La gestion des déchets dangereux en Tunisie: Une préoccupation majeure

La gestion et l’élimination des déchets dangereux constituent actuellement une préoccupation majeure en matière de protection de l’environnement pour de nombreux acteurs de la scène socio-économique tunisienne. Cette problématique représente, pour le pays, une des actions prioritaires parmi les axes du développement durable.

La Tunisie a déjà mis en place un programme national de gestion des Déchets Industriels Dangereux (DID). Ce programme a connu un début de réussite avant l’arrêt de l’installation de Jradou puisqu’il a permis de traiter 12.000 tonnes de DID selon les techniques contractuelles standards en 15 mois avant sa fermeture suite aux événements survenus en 2011.

Les industriels producteurs de déchets dangereux se trouvent dans une situation critique: La seule solution qui se présente à court terme est le stockage de ces déchets dans des espaces limités en majorité. Ceci nous conduit au spectacle désolant auquel nous assistons à l’intérieur comme à l’extérieur de nos sites industriels. Certains industriels font des efforts de recyclage ou de valorisation de leurs déchets, mais cela reste insuffisant et la recherche de solutions satisfaisantes dans ce domaine n’est pas assez avancée.

Sur le plan juridique, depuis 1996, la Tunisie a publié la loi sur la gestion des déchets (loi n°96-41 du 10 juin 1996, modifiée par la Loi n° 2001 – 14 du 30 janvier 2001). Plusieurs textes d’application ont suivi. Pour les déchets d’activités sanitaires, respectivement, en 2008 et en 2012, un décret et un arrêté ont concerné les modalités de gestion et le manuel de procédures. Par ailleurs, des normes ont été publiées en 2015 concernant les déchets d’activités sanitaires.

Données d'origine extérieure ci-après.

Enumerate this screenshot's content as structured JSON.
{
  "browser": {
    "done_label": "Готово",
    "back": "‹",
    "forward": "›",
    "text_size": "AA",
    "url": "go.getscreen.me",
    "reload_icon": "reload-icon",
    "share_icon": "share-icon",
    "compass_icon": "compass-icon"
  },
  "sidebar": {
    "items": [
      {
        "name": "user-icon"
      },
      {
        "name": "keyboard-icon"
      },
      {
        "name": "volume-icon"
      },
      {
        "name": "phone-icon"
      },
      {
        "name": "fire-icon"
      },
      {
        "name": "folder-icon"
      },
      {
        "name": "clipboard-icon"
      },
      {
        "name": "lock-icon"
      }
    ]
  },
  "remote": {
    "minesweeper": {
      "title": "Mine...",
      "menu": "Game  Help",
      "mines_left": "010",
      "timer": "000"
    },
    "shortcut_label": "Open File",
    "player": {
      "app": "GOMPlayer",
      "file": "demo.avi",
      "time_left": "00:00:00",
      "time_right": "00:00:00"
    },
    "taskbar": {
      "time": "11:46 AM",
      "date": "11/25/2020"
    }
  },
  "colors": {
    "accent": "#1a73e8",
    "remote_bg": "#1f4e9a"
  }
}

Volet structures, outre la création de l’Anged, des structures opérationnelles de gestion des déchets ont été créées (transport, centres de collectes et de traitement, …). Cependant, depuis plus de cinq ans, certains problèmes ont vu le jour et ont pris de plus en plus d’ampleur.

Les quantités produites de déchets industriels sont assez importantes, à savoir :

  • Les déchets industriels dangereux (DID) : les DID générés sont estimés à 150.000 tonnes/an, dont 12.000 tonnes/an étaient traités avant la fermeture de Jradou. Ceci sans compter les déchets de phosphogypse, évalués à 5 millions de tonnes/an et relevant de la responsabilité du Groupe Chimique Tunisien. Ceux-ci sont stockés ou rejetés en mer.
  • Les déchets d’activités de soins (DAS) : le gisement des DAS est estimé à 16.000 tonnes /an dont 7.000 tonnes sont classés dangereux, déchets d’activité de soins à risque infectieux (DASRI). Ces déchets proviennent des établissements publics de santé et des cliniques privées.

Le traitement et l’élimination de ces déchets est aujourd’hui non maîtrisé.

L’absence ou le peu de bonnes pratiques (tri, stockage, enlèvement,…) chez les industriels producteurs de déchets et le non-respect des réglementations en vigueur pour l’élimination des DID ont un impact grave sur notre environnement et la santé publique. 

La collecte et le traitement des DIB, DAS, huiles lubrifiantes, DID, DIS sont assurés par le privé.
Cependant, des efforts sont à déployer pour répondre d’une manière satisfaisante à la demande d’évacuation et de traitement de certains déchets dangereux. Il est à constater qu’il y a une insuffisance de centres de traitement et de prestataires pour les opérations d’évacuation, notamment pour les régions du centre et du sud. Les producteurs de ces déchets attendent les solutions à leurs problèmes. 

L’absence d’une filiale de traitement des DID constitue un obstacle majeur pour le développement des investissements notamment les investissements étrangers. Etre submergé dans ses propres déchets sans aucune solution abordable ne fait certainement pas l’exploitation d’une installation industrielle profitable.

La priorité doit être donnée à trouver un consensus avec la population riveraine moyennant la mise en place de mesures d’accompagnement pour atténuer les impacts négatifs générés par l’exploitation des installations, et à l’ouverture du centre de traitement de Jradou et des 3 Installations de réception, de stockage et de transfert et relancer la filière de la gestion des DID dans le pays.